Para esclarecer suas dúvidas, ela decidiu continuar o teste com pessoas com motivos mais do que suficientes para serem felizes: o recém-promovido diretor de uma agência bancária, um vendedor de flores que afirmava amar seu trabalho, um casal apaixonado em um parque, um homem que ela amava. ele tinha acertado na loteria alguns dias atrás … Todos concordaram com o experimento, mas as pontuações eram sempre baixas. Essa cidade conhecida por suas tranquilas áreas verdes e bela arquitetura suspensa na felicidade.
Confuso com os resultados, ele decidiu encerrar o dia em uma casa de chá chamada Shambala, como o paraíso dos tibetanos. Hector entrou com uma expressão que não poderia estar mais longe do paraíso. Se ele tivesse testado sua invenção em si mesmo, teria obtido pouco mais do que zero.
-Como posso ajudá-lo? um homenzinho de aparência oriental respondeu. Você está bem?
Pareceu ao engenheiro que ele estava genuinamente interessado nele, então ele explicou o aplicativo que havia criado e o que havia acontecido com ele quando o testou na cidade. Sua história mereceu uma grande gargalhada da dona da casa de chá, que então disse em voz serena:
-É normal que a grande maioria tenha falhado na felicidade.
-Normal? ele perguntou ofendido. Por quê?

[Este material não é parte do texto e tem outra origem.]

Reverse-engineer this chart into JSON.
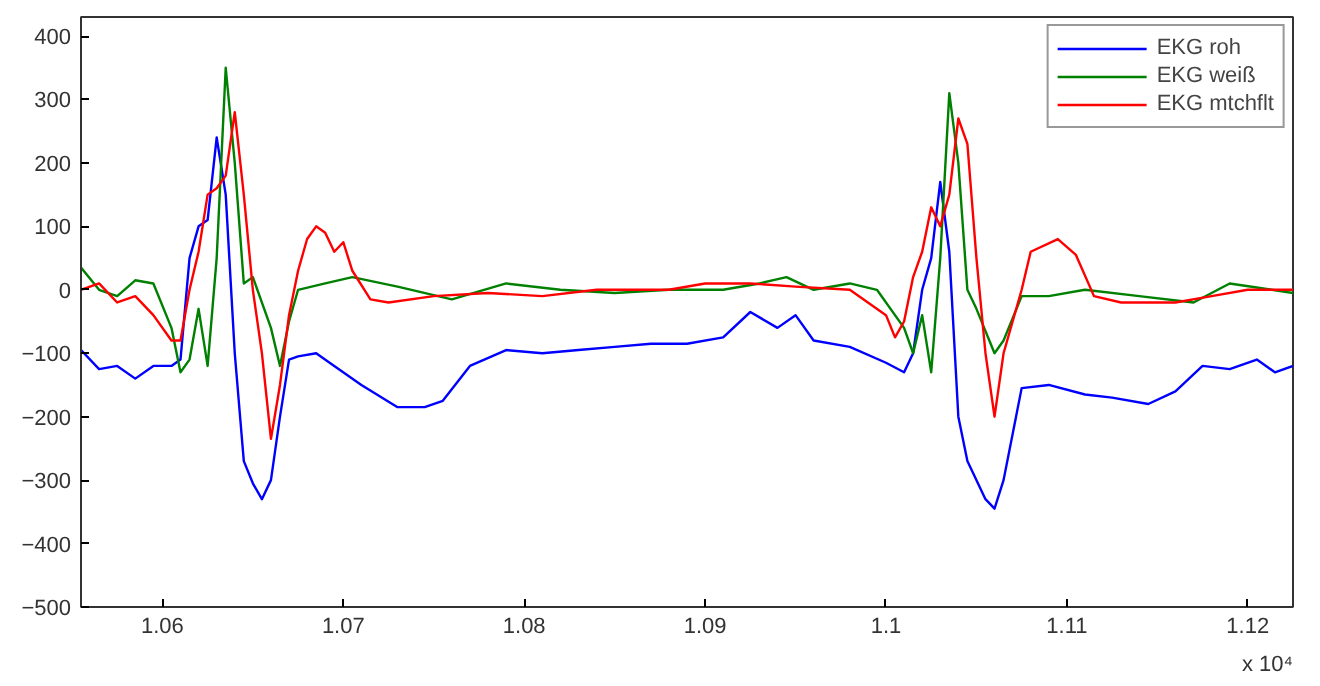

-Ele diz que explicou a todos o propósito do teste. Isso os fez, inadvertidamente, pensar em sua felicidade durante aqueles dez segundos. De alguma forma, eles a mediram antes da fofoca.
-Entendo, mas … qual é o problema?
O oriental colocou uma xícara de chá no balcão e disse: “A felicidade desaparece no momento em que é medida. Se você vive sem se preocupar com ela, é bem possível que você seja ativo e feliz, mas assim que parar para pensar … ”. Antes de desaparecer na sala dos fundos, concluiu: "Você já conhece o provérbio: se você quer ser feliz como diz, não analise."